Experten der EU-Kommission und der Europäischen Lebensmittelzulassungsbehörde EFSA argumentieren, dass BASF die Kartoffel nicht als Nahrungsmittel, sondern zu industriellen Zwecken entwickelt habe. Die darin enthalte Stärke eignet sich besonders gut zur Papierherstellung. Doch die nun erteilte Zulassung schließt eine andere Nutzung nicht aus. Es ist sogar ausdrücklich vorgesehen, dass Abfallprodukte aus der Stärkegewinnung als Futtermittel verwertet werden. Für den Anbau hat die Kommission strenge Auflagen erlassen. Weder auf dem Acker noch bei der Ernte oder beim Transport darf Amflora mit anderen Kartoffeln in Berührung kommen. Im Folgejahr dürfen keine genfreien Kartoffeln auf einem Amflorafeld angebaut werden. Doch letztlich erlaubt die Kommission eine unabsichtliche Verschmutzung traditioneller Kartoffelprodukte von bis zu 0,9 Prozent.

"Nach ausführlicher und gründlicher Analyse der fünf offenen Zulassungsanträge war es klar für mich, dass alle wissenschaftlichen Aspekte ausführlich berücksichtigt wurden", erklärte Dalli gestern. Nach der langen Übergangsphase einer nur kommissarisch amtierenden EU-Kommission sei es nun Zeit, offene Entscheidungen abzuschließen. "Die EU muss sich an ihre eigenen juristischen Regeln halten und Rechtssicherheit herstellen", erklärte Dalli. Genau das aber tut die EU-Kommission nach Überzeugung vieler Experten nicht. In der Richtlinie, auf die sich die Zulassung von Amflora gründet, wird ausdrücklich festgelegt, dass von Ende 2004 an in der EU keine genveränderten Pflanzen mehr angebaut werden sollen, die gesundheitsbedenkliche Antibiotikaresistenzen enthalten. Sowohl die Weltgesundheitsorganisation als auch die Europäische Arzneimittelbehörde halten es für möglich, dass Amflora die Wirksamkeit bestimmter Medikamente einschränken könnte, die gegen Tuberkulose eingesetzt werden. Sogar innerhalb der Lebensmittelzulassungsbehörde EFSA hatten zwei Gutachter vergangenen Sommer erstmals vor den gesundheitlichen Risiken gewarnt.

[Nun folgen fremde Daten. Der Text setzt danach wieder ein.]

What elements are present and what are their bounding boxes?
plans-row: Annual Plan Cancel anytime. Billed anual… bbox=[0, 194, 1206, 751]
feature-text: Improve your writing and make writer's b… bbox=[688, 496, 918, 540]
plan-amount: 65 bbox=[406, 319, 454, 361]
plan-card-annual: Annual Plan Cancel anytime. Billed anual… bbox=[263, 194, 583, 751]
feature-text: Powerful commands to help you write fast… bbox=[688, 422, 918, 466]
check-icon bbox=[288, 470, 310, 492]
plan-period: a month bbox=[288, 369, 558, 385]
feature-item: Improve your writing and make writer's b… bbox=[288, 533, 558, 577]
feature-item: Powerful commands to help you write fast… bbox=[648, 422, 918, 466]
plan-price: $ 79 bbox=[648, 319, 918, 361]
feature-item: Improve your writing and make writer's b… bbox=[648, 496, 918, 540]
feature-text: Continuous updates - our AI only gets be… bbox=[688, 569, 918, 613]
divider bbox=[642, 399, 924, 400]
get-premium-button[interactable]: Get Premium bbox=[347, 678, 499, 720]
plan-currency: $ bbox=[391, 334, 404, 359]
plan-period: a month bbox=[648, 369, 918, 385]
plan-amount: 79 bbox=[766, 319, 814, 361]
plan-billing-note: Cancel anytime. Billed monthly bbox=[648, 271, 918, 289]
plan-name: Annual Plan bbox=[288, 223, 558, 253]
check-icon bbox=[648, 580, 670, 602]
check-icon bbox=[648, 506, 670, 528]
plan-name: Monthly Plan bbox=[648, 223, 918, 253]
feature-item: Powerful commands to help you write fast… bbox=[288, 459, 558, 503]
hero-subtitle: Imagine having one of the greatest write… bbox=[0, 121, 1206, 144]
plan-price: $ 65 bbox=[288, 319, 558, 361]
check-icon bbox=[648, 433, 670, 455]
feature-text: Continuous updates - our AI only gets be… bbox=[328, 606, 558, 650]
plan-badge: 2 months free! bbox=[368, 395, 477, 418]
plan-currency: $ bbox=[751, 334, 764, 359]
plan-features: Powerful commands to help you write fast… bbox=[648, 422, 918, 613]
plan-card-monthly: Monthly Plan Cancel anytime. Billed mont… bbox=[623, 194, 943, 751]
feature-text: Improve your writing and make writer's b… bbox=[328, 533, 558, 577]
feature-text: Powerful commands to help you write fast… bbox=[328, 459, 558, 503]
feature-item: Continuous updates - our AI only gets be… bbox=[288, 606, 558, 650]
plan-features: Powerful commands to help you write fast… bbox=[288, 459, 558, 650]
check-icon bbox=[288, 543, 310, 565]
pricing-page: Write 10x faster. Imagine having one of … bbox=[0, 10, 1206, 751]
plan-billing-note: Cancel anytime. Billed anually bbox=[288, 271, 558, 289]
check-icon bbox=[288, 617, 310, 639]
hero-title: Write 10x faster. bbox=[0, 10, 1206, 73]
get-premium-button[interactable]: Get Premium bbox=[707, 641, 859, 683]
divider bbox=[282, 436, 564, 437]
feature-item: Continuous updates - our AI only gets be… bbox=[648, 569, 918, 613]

Noch kurz vor ihrem Ausscheiden aus der EU-Kommission hatte Dallis Vorgängerin Androulla Vassiliou Ende Januar auf eine Anfrage des EU-Parlaments zu Amflora geantwortet: "Die Kommission prüft derzeit die Auswirkungen der Stellungnahme der EFSA hinsichtlich des Risikomanagements für alle genetisch veränderten Erzeugnisse, die Antibiotikaresistenzen enthalten." Diese Prüfung hält Dalli offensichtlich für überflüssig. Eine Übertragung der Resistenzen auf Krankheitserreger sei völlig ausgeschlossen, erklärte eine Mitarbeiterin seiner Abteilung gestern. Falls es aber doch dazu komme, sei das ohnehin bedeutungslos, da derartige Resistenzen bei Tuberkuloseerregern schon jetzt zu finden seien.

Der grüne EU-Abgeordnete Martin Häusling meint: "Damit stellt der europäische Gesundheitskommissar die Interessen eines Unternehmens an einer Kartoffel für industrielle Verwertung höher als das Menschenrecht auf Gesundheit."